Legumes can supply up to 400kg/ha of nitrogen. In addition, soil fungi can supply up to 180kg/ha, and high earthworm populations up to 600kg/ha. If 4% humus soil amounts to 40t, and contains 5% nitrogen; that equates to 2,000kg of organically bound nitrogen per hectare. This form is not leached from the soil on a yearly basis and is safe. To supply that much with urea would cost >$1,200/ha and be harmful to soil, crop, and the environment. Excess unbound nitrogen burns out organic carbon and contributes to climate change. (1kg of excess N can account for 100kg of carbon.) When the conditions are right, bacteria on maize plants can produce up to 30% of the total nitrogen requirement from the atmosphere.
200kg/ha of chemical nitrogen requires 400kg/ha of lime to prevent a pH decrease. Nitrogen management is one of the most important issues in our quest to build both profitability and sustainability. Nitrogen toxicity is a significant cause of loss in production when nitrogen is overused or misused. Potassium and calcium will inevitably be deficient when plant nitrogen levels are excessive, and this can lead to increased pest and disease pressure.

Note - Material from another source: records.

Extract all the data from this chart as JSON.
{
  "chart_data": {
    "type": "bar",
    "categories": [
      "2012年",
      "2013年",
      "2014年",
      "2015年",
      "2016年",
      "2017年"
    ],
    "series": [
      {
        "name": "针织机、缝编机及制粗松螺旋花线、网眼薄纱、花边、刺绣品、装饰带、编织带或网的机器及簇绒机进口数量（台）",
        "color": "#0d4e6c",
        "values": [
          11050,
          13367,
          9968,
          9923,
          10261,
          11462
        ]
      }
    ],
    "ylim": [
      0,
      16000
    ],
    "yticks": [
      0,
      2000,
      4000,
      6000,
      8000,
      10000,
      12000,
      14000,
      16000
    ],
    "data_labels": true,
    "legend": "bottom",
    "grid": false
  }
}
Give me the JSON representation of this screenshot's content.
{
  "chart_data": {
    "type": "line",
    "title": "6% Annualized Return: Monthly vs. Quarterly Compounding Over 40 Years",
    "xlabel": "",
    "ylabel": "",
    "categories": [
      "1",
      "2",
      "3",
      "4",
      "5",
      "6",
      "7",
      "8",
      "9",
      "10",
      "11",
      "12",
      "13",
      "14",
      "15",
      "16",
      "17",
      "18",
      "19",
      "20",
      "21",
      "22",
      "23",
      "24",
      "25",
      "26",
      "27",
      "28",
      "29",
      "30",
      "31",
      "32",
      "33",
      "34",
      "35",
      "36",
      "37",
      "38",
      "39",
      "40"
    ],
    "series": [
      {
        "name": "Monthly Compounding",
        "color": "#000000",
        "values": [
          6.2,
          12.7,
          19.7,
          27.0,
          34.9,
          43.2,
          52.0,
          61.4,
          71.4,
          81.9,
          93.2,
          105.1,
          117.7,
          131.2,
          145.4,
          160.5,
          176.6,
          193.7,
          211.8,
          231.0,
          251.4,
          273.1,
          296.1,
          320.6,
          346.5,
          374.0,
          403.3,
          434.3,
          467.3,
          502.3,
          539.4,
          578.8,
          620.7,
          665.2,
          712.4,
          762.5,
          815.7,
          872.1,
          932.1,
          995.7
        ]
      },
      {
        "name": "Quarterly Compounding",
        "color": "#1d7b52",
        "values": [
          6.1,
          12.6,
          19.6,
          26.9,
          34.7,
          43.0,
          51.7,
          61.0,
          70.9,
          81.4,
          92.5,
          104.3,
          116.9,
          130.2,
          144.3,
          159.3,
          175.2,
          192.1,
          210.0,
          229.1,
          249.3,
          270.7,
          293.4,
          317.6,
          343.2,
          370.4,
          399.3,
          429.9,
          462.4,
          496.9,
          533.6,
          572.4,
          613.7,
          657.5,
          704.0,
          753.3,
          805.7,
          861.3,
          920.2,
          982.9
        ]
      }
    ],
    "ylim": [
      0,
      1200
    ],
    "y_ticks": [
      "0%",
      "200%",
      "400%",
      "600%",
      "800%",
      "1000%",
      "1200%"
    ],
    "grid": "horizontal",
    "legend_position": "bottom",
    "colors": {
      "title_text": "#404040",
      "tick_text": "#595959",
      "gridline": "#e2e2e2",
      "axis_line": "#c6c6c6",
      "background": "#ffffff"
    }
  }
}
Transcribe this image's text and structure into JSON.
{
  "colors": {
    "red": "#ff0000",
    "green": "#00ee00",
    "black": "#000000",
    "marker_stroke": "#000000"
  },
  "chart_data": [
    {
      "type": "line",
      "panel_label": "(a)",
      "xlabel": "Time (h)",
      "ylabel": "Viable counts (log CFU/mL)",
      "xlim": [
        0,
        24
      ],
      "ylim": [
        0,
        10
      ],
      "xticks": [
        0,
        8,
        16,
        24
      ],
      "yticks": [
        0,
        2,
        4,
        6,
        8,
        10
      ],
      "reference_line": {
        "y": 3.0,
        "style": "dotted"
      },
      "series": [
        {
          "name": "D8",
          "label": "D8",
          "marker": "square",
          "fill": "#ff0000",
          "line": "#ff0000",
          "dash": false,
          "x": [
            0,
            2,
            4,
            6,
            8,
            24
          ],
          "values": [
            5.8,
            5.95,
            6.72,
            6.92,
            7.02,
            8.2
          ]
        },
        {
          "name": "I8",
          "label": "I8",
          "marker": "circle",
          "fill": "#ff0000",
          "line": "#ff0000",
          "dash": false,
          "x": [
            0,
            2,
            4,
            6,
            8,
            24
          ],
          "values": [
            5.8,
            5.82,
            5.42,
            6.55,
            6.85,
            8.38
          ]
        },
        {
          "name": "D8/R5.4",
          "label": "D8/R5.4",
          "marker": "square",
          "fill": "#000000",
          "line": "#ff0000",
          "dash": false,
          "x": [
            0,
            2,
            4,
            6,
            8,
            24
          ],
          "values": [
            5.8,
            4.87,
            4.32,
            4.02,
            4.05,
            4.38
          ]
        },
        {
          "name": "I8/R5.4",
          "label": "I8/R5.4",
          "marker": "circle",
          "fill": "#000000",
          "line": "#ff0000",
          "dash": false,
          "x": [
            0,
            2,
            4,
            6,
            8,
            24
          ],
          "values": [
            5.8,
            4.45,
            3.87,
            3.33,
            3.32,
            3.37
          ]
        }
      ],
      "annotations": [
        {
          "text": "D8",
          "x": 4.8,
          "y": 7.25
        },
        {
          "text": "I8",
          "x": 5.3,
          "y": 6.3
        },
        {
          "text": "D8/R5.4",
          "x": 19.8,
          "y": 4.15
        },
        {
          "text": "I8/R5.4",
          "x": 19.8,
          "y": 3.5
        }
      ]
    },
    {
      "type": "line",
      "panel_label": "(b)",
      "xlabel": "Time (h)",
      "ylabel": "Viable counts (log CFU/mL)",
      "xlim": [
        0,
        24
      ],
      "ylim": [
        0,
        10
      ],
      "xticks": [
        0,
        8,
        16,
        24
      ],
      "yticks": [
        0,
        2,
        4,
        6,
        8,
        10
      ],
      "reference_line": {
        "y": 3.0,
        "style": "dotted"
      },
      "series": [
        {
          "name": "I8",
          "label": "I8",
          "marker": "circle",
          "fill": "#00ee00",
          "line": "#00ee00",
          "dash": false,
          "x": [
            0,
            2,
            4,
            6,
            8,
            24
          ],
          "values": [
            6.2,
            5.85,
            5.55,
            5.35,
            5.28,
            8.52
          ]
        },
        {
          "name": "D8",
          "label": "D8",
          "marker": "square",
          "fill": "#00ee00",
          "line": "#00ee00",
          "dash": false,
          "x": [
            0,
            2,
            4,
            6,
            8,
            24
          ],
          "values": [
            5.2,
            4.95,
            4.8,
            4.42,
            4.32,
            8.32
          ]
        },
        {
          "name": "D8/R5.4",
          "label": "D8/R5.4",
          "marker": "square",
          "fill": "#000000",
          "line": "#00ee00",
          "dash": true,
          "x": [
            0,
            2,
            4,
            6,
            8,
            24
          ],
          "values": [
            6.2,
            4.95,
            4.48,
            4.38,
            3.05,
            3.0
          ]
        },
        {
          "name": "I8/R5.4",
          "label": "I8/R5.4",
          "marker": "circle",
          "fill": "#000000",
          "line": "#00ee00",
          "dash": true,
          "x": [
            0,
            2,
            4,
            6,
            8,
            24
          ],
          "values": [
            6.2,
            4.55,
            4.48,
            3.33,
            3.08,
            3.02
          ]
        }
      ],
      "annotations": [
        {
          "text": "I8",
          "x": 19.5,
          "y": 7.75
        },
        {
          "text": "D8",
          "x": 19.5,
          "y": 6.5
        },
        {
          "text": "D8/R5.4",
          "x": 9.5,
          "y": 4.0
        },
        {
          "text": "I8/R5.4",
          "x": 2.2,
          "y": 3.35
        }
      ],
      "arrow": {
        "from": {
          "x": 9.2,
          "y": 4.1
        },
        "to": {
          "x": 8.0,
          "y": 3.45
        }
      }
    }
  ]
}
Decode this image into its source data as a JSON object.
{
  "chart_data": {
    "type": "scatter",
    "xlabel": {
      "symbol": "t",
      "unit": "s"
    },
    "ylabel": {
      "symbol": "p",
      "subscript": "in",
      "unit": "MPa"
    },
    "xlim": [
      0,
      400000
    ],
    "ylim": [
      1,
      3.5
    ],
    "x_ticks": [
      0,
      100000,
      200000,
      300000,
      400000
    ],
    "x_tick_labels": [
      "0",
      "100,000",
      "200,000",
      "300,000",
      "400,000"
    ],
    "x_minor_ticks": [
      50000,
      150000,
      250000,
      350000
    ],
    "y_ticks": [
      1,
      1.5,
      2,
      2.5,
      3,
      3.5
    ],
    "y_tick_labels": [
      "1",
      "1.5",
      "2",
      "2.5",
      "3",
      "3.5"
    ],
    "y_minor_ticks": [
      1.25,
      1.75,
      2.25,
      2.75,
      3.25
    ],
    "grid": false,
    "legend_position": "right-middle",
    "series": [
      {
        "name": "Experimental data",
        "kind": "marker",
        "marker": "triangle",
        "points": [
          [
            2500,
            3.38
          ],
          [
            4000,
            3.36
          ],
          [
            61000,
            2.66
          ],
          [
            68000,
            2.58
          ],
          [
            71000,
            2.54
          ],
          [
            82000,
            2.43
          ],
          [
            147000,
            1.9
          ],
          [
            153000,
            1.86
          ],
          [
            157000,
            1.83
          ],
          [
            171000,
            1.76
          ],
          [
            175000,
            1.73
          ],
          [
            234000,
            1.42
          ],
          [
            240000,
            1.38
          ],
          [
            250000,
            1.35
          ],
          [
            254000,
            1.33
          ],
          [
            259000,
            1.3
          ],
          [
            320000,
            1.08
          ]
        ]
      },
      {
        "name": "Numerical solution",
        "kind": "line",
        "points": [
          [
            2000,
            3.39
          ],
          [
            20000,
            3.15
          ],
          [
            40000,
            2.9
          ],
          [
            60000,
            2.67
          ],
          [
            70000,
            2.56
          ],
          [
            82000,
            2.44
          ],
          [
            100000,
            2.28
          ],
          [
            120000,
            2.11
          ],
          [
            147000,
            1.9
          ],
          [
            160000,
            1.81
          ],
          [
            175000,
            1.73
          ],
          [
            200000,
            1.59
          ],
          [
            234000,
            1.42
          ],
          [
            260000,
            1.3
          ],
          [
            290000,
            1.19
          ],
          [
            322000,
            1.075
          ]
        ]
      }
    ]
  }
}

Biological nitrogen fixation can be carried out by free-living, associative as well as symbiotic species of bacteria, providing 3 or 4 times the nitrogen for plants than chemical fertilisers produced by industrial processes. Plants correctly growing in healthy high organic matter soils free from agrochemicals are not limited by nitrogen. Furthermore, such soils provide other nutrients and include the enhanced capacity to retain water.